Hayatımın ilk yolculuğunu yazmak istediğimde, hangisi olduğuna karar vermek oldukça zor oldu. Belki ilk değil ama, benim " İlk Yolculuğum " olarak Günlüğüme not ettiğim, babamla yaptığım ilk ve son ve tek yolculuktur.
Annem, Babam, Ablam ve ben ; 1 hafta gemi ile Karadeniz sahillerini dolaştık.
Karadeniz'i, bir hafta süresince gemi ile dolaşırken yaklaşık 5 yaşındaydım. En küçük çocuklar olduğumuz için bu geziye çıkmaya hak kazanmıştık ablam ve ben. Karadeniz seyahatinden hala unutamadığım ; Trabzon'da, çisil çisil yağan yağmurda Sümela Manastırı'nı gezmemiz ve Sinop'ta, Gemimize Sinop Cezaevindeki mahkumların yaptığı, boncuk işi eşyaların getirilip, satışa sunulması. Annem, Nar Çiçeği renginde boncuklarla yapılmış bir bozuk para çantası aldı o gün.

1968 yılının Sonbaharında, kim bilir hangi mahkumun, kim bilir kaç gün - kaç gecede işlediği bu çanta hala duruyor modern dünyanın sürgülü gardrop odasında, çanta rafında - ama, artık kullanılmayanlar tarafında. Kim bilir adı neydi, suçu neydi, genç miydi? Kimbilir belki kan davası, belki düşünce suçlusu! Kaç senedir kucaklayamamıştı acaba sevdiklerini ve sevdikleri bekliyor muydu onu hala aynı aşkla. Belki de onun için rengi, Nar Çiçeğiydi bu çantanın. Sevdiklerine olan özleminden dokumuştu. Malum, özlem ; nar gibi çoğaltır yanlızlığı zamanın içinde.
Yıl 2012 ... Artık çıkmıştır cezaevinden muhtemelen, özgürdür ve iç yolculuğunu hapisteyken tamamladıysa, yolculuğa çıkmaya bile hazırdır, keşfetmeye dünyayı. 

Eğer " BİR ŞANS DAHA TANIRSAK YAŞAMASINA "


Hopa'dan ileri gidemeyip geri dönen gemimize yunus balıkları arkadaşlık etti, seyir boyunca.

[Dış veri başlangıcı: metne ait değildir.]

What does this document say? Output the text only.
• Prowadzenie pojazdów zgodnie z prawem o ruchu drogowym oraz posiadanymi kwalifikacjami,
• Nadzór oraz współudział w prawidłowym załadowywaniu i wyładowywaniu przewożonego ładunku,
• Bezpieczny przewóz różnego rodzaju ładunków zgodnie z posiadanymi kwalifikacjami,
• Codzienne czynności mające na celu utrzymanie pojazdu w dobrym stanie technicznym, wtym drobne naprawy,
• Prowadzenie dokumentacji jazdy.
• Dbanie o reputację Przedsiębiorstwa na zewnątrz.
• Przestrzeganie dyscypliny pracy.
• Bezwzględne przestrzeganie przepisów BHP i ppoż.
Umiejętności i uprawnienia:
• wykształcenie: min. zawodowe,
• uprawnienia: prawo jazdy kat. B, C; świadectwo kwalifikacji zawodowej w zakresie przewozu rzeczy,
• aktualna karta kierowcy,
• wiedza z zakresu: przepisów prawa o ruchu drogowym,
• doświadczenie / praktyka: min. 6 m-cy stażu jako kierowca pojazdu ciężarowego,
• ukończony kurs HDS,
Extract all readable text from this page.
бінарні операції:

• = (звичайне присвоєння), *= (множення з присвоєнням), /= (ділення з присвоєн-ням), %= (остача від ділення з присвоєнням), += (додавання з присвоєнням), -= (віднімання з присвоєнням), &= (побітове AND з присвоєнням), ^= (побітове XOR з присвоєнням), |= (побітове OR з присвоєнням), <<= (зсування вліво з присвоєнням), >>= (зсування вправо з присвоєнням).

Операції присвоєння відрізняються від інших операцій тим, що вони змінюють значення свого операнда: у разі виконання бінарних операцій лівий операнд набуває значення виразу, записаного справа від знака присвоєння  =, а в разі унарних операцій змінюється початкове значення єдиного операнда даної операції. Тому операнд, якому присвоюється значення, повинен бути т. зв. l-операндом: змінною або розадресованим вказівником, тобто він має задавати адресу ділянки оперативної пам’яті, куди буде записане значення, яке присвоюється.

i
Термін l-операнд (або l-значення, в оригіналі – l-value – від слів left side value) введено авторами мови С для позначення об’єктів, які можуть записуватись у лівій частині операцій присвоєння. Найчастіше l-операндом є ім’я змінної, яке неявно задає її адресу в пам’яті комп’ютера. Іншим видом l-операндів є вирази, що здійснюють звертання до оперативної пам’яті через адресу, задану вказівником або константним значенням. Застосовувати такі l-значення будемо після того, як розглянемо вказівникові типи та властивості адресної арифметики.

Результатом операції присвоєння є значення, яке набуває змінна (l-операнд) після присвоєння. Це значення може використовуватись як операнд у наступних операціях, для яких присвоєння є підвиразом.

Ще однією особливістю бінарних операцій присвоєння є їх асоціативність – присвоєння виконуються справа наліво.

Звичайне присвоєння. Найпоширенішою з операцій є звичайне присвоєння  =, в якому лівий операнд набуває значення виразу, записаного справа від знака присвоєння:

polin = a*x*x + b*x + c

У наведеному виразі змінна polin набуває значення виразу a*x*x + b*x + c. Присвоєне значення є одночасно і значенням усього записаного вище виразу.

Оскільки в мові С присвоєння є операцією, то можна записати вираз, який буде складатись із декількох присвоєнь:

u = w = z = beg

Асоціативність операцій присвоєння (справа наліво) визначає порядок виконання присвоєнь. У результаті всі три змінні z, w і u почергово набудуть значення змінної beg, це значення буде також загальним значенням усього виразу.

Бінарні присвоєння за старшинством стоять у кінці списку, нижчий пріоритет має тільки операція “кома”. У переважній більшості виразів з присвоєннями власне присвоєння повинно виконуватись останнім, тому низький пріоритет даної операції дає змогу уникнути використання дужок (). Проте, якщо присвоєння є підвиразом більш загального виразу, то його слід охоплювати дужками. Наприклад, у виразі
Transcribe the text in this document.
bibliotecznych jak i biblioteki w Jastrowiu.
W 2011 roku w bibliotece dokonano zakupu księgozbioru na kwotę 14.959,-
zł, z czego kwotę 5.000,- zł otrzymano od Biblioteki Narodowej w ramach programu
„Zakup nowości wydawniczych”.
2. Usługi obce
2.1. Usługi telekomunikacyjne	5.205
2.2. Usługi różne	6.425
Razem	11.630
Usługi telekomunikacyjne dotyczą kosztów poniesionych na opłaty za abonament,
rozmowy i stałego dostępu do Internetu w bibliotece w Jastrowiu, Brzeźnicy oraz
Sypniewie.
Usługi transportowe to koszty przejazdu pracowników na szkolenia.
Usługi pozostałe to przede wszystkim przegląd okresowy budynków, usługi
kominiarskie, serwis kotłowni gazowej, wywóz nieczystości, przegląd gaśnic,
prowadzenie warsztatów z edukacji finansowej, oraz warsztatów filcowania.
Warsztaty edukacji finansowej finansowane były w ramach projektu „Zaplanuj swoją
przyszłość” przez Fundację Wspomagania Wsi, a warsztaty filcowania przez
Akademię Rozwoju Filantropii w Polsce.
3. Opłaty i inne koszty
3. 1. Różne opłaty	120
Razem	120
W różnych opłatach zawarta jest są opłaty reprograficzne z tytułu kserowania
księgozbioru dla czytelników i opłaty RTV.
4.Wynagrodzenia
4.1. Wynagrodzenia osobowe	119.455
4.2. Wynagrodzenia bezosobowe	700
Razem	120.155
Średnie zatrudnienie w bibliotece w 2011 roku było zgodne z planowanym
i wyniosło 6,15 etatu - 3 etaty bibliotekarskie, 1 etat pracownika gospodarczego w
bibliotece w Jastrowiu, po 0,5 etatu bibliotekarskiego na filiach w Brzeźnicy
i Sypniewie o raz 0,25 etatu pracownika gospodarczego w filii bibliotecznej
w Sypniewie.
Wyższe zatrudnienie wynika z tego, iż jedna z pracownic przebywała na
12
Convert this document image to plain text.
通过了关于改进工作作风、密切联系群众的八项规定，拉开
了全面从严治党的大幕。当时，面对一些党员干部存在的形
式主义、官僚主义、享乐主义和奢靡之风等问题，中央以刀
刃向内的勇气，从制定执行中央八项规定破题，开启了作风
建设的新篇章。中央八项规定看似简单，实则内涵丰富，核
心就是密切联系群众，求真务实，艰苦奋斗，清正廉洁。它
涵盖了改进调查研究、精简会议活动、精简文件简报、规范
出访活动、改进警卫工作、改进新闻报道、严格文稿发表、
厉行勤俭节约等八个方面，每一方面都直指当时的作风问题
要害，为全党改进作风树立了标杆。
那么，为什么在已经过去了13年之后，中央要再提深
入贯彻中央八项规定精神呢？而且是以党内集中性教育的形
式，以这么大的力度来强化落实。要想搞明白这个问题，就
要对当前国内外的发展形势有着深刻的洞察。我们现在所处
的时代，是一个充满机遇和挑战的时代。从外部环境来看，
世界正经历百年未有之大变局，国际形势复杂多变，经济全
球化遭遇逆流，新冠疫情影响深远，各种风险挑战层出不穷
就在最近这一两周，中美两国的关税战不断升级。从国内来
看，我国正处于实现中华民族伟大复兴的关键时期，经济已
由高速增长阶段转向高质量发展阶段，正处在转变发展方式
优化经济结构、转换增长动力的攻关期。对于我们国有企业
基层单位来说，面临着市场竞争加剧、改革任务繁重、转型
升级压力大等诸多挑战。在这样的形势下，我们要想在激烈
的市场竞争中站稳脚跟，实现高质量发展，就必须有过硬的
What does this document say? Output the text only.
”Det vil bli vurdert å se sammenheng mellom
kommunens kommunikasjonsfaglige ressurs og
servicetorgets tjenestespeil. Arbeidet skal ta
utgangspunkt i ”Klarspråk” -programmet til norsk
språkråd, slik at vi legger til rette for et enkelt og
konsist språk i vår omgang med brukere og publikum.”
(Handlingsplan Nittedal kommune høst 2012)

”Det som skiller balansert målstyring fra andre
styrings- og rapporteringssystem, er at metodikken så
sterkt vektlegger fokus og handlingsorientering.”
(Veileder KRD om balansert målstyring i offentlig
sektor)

Gemi, İstanbul Boğazına girdiği zaman 5 yaşındaki bir bireyin algılayabileceği bütün renklerle , ne kadar olağanüstü bir şehri seyrediyor olduğumu anladım ve hala daha güzelini BULAMADIM.


Küçük bir Not : Annem ve Babam bir daha birlikte yolculuğa çıkamadılar. Babam bu yolculuktan 3 yıl sonra son bir yolculuğa çıktı, bütün sevenlerinin O'nu çiçeklerle ve dualarla uğurladığı. Annemse, uzun zaman ara verdiği yolculuğuna zaman zaman benimle, zaman zaman başka sevdikleri ile devam etmekte ...

nAifce

YÜREĞİMDE TAŞIDIĞIM ŞEHİRLER ; İSTANBUL




İSTANBUL

Gittiğim şehirlerde kaybolmayı severim ben. Ara sokaklara girip çıkıp kafamda tamamen ters yüz edince şehri rahatlayanlardanım. Büyük mağazalarda, markalı markalı alışveriş yapmak yerine küçük cafelerde oturup etrafı ve insanları seyretmeyi tercih ederim. Geceleri bile uyumaz o şehri gezerim. Gündüz renkleri gece renkleriyle yer değiştirdiğinde şehir birden farklı bir kişiliğe bürünür. Zaten her şehrin bir gündüz bir gece kişiliği vardır şehirseverler bilir bunu. İstanbul gündüzleri güngörmüş, ağırbaşlı bir hanımefendidir, evet evet " İSTANBUL DİŞİDİR GÜNDÜZLERİ". Gece renkleri yanmaya başlayınca sokaklarında İstanbul kimliğini değiştirir hiç düşünmeden. Hovardalık taşar damarlarından, kabına sığamaz olur deli dolu çağlarına geri döner. "ERKEKLEŞİR İSTANBUL GECE SOKAKLARINDA"
Her yolculuğun bitiminde döndüğünüz şehir benim yaşadığım bu şehir ise dünyadaki en şanslı nüfus yoğunluğunda istatistiklere giriyorsunuz demektir. Bu şehir "YAŞAYAN ŞEHİR SEVERLERİN" şehridir. "ŞEHRİ İSTANBULU SEVMEKLE KALMAYIP YAŞAYANLAR" olarak MADE IN ISTANBUL damgalarımızla dolaşırız en ücra köşelerini bile gezegenimizin. Nereden düştü yolun buraya sorusuna ülke adı yerine  şehir plakası verenlerdenim ben. Produced in ISTANBUL :)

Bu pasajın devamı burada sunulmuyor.